Manish,
On Thu, Nov 03, 2022 at 11:47:51PM +0530, manish.mishra wrote:
Yes, but if we try to read early on main channel with tls enabled case it is an
issue. Sorry i may not have put above comment cleary. I will try to put
scenario step wise.
1. main channel is created and tls handshake is done for main channel.
2. Destionation side tries to read magic early on main channel in
migration_ioc_process_incoming but it is not yet sent by source.
3. Source has written magic to main channel file buffer but it is not yet
flushed, it is flushed first time in ram_save_setup, i mean data is sent on
channel only if qemu file buffer is full or explicitly flushed.
4. Source side blocks on multifd_send_sync_main in ram_save_setup before
flushing qemu file.

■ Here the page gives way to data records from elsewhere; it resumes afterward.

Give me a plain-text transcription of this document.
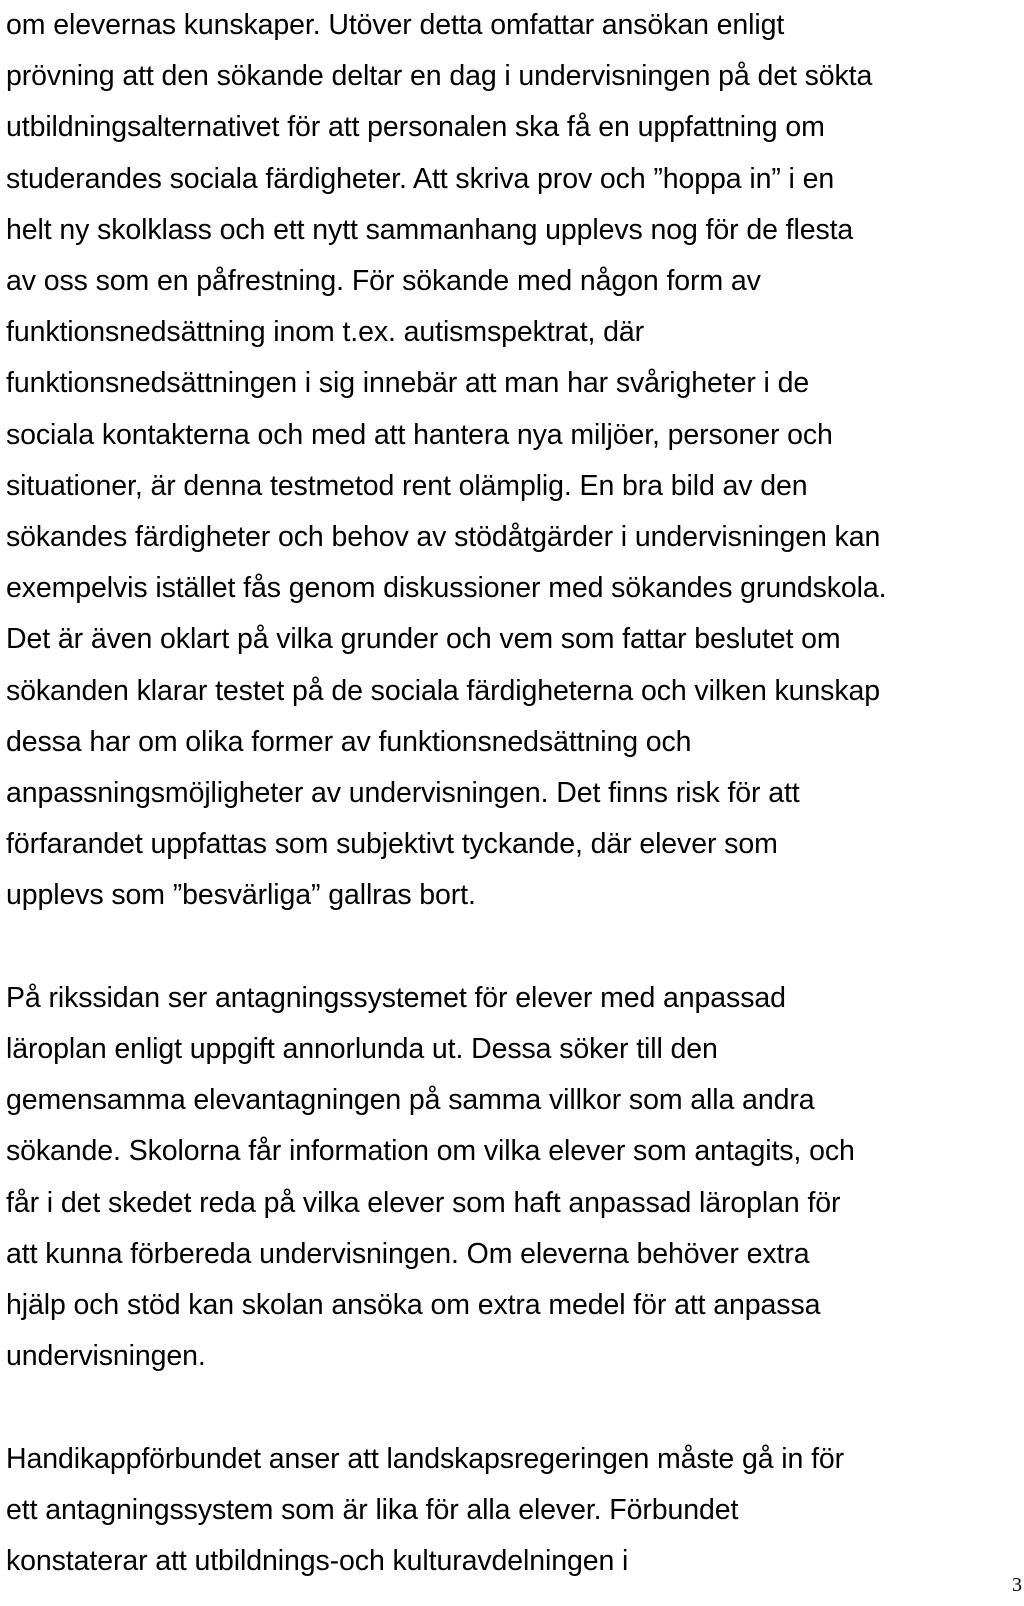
om elevernas kunskaper. Utöver detta omfattar ansökan enligt
prövning att den sökande deltar en dag i undervisningen på det sökta
utbildningsalternativet för att personalen ska få en uppfattning om
studerandes sociala färdigheter. Att skriva prov och ”hoppa in” i en
helt ny skolklass och ett nytt sammanhang upplevs nog för de flesta
av oss som en påfrestning. För sökande med någon form av
funktionsnedsättning inom t.ex. autismspektrat, där
funktionsnedsättningen i sig innebär att man har svårigheter i de
sociala kontakterna och med att hantera nya miljöer, personer och
situationer, är denna testmetod rent olämplig. En bra bild av den
sökandes färdigheter och behov av stödåtgärder i undervisningen kan
exempelvis istället fås genom diskussioner med sökandes grundskola.
Det är även oklart på vilka grunder och vem som fattar beslutet om
sökanden klarar testet på de sociala färdigheterna och vilken kunskap
dessa har om olika former av funktionsnedsättning och
anpassningsmöjligheter av undervisningen. Det finns risk för att
förfarandet uppfattas som subjektivt tyckande, där elever som
upplevs som ”besvärliga” gallras bort.

På rikssidan ser antagningssystemet för elever med anpassad
läroplan enligt uppgift annorlunda ut. Dessa söker till den
gemensamma elevantagningen på samma villkor som alla andra
sökande. Skolorna får information om vilka elever som antagits, och
får i det skedet reda på vilka elever som haft anpassad läroplan för
att kunna förbereda undervisningen. Om eleverna behöver extra
hjälp och stöd kan skolan ansöka om extra medel för att anpassa
undervisningen.

Handikappförbundet anser att landskapsregeringen måste gå in för
ett antagningssystem som är lika för alla elever. Förbundet
konstaterar att utbildnings-och kulturavdelningen i

3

But multifd_send_sync_main is blocked for sem_sync until
handshake is done for multiFD channels.
5. Destination side is still waiting for reading magic on main channel, so
unless we return from migration_ioc_process_incoming we can not accept new
channel, so handshake of multiFD channel is blocked.
6. So basically source is blocked on multiFD channels handshake before sending
data on main channel, but destination is blocked waiting for data before it can
acknowledge multiFD channels and do handshake, so it kind of creates a deadlock
situation.
Why is this issue only happening with TLS? It sounds like it'll happen as
long as multifd enabled.